Jak przekazał oficer prasowy olsztyńskiej policji podkom. Rafał Prokopczyk, w wyniku kolizji nikt nie został ranny. Poważnie uszkodzone zostały jednak pojazdy biorące udział w zdarzeniu.
Prokopczyk poinformował również, że powodem kolizji było niedostosowanie prędkości przez Lecha N. do warunków na drodze, w wyniku czego Peugeot b. burmistrza uderzył w tył innego samochodu, a to z kolei uderzyło w kolejny pojazd.
Policja: to "skrajna nieodpowiedzialność"

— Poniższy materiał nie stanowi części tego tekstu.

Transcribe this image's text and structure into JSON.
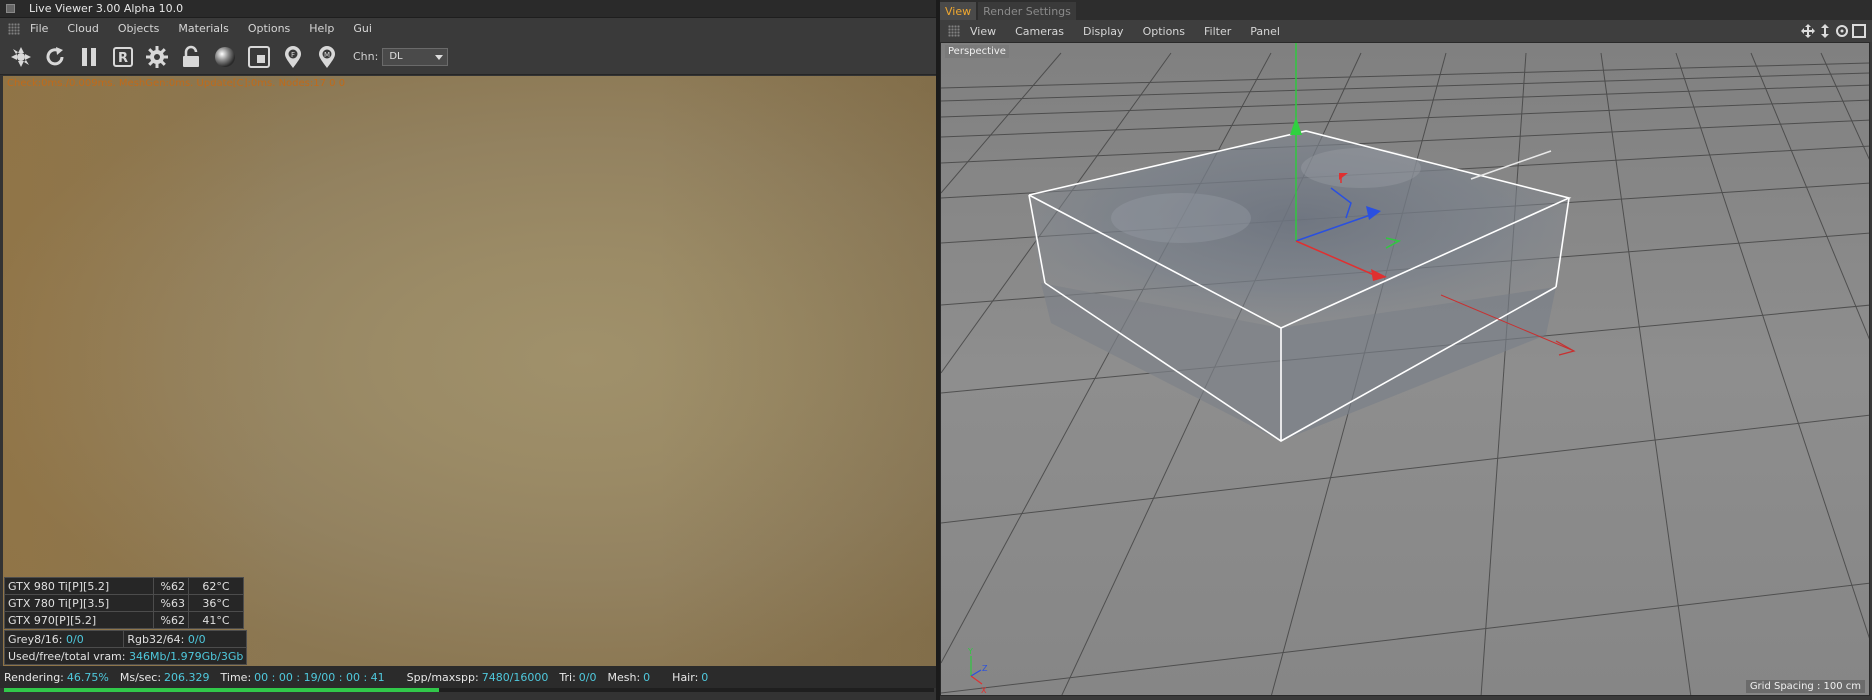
{
  "live_viewer": {
    "title": "Live Viewer 3.00 Alpha 10.0",
    "menu": [
      "File",
      "Cloud",
      "Objects",
      "Materials",
      "Options",
      "Help",
      "Gui"
    ],
    "toolbar_icons": [
      "send-scene-icon",
      "refresh-icon",
      "pause-icon",
      "region-render-icon",
      "settings-gear-icon",
      "lock-icon",
      "material-ball-icon",
      "clay-mode-icon",
      "pick-focus-icon",
      "pick-material-icon"
    ],
    "toolbar_icon_letters": {
      "pick_focus": "F",
      "pick_material": "M",
      "region": "R"
    },
    "channel": {
      "label": "Chn:",
      "value": "DL"
    },
    "status_top": "Check:0ms./0.009ms. MeshGen:0ms. Update[C]:0ms. Nodes:17 0 0",
    "gpus": [
      {
        "name": "GTX 980 Ti[P][5.2]",
        "usage": "%62",
        "temp": "62°C"
      },
      {
        "name": "GTX 780 Ti[P][3.5]",
        "usage": "%63",
        "temp": "36°C"
      },
      {
        "name": "GTX 970[P][5.2]",
        "usage": "%62",
        "temp": "41°C"
      }
    ],
    "memory": {
      "grey_label": "Grey8/16:",
      "grey_value": "0/0",
      "rgb_label": "Rgb32/64:",
      "rgb_value": "0/0",
      "vram_label": "Used/free/total vram:",
      "vram_value": "346Mb/1.979Gb/3Gb"
    },
    "status": {
      "rendering_label": "Rendering:",
      "rendering_value": "46.75%",
      "ms_label": "Ms/sec:",
      "ms_value": "206.329",
      "time_label": "Time:",
      "time_value": "00 : 00 : 19/00 : 00 : 41",
      "spp_label": "Spp/maxspp:",
      "spp_value": "7480/16000",
      "tri_label": "Tri:",
      "tri_value": "0/0",
      "mesh_label": "Mesh:",
      "mesh_value": "0",
      "hair_label": "Hair:",
      "hair_value": "0"
    },
    "progress": 0.4675
  },
  "c4d": {
    "tabs": [
      "View",
      "Render Settings"
    ],
    "menu": [
      "View",
      "Cameras",
      "Display",
      "Options",
      "Filter",
      "Panel"
    ],
    "viewport_label": "Perspective",
    "grid_spacing": "Grid Spacing : 100 cm",
    "axis_labels": {
      "y": "Y",
      "z": "Z",
      "x": "X"
    }
  },
  "colors": {
    "accent_orange": "#f0a830",
    "value_cyan": "#4fc8dc",
    "progress_green": "#31c84a",
    "status_orange": "#c06a1a",
    "axis_x": "#e03030",
    "axis_y": "#30d040",
    "axis_z": "#2a50e0"
  }
}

Nie bez znaczenia był też stan kierującego. Policyjna kontrola wykazała, że w chwili zdarzenia był kompletnie pijany.
- Badanie alkomatem wykazało ponad 2 promile alkoholu w wydychanym powietrzu. Oczywiście mężczyzna pożegnał się z prawem jazdy i odpowie za swoje zachowanie przed sądem - powiedział podkom. Prokopczyk.
Dodał, że zachowanie 70-latka to "skrajną nieodpowiedzialność".
Były burmistrz przeprasza
Lech N. skomentował zdarzenia w rozmowie z "Radiem Olsztyn". - Ktoś zatrzymał się bardzo szybko przede mną, ja jechałem za nim. I tyle na ten temat. Tak nie powinno było się wydarzyć. Wypiłem piwo i wsiadłem za kółko, to wszystko. Bardzo przepraszam. Tak się stało, to moja wina - powiedział były burmistrz.
Obecnie Lech N. jest radnym powiatowym. Uzyskał mandat, startując z KKW Koalicja Obywatelska.
Przeczytaj także:
Źródło: se.pl/"Gazeta Olsztyńska"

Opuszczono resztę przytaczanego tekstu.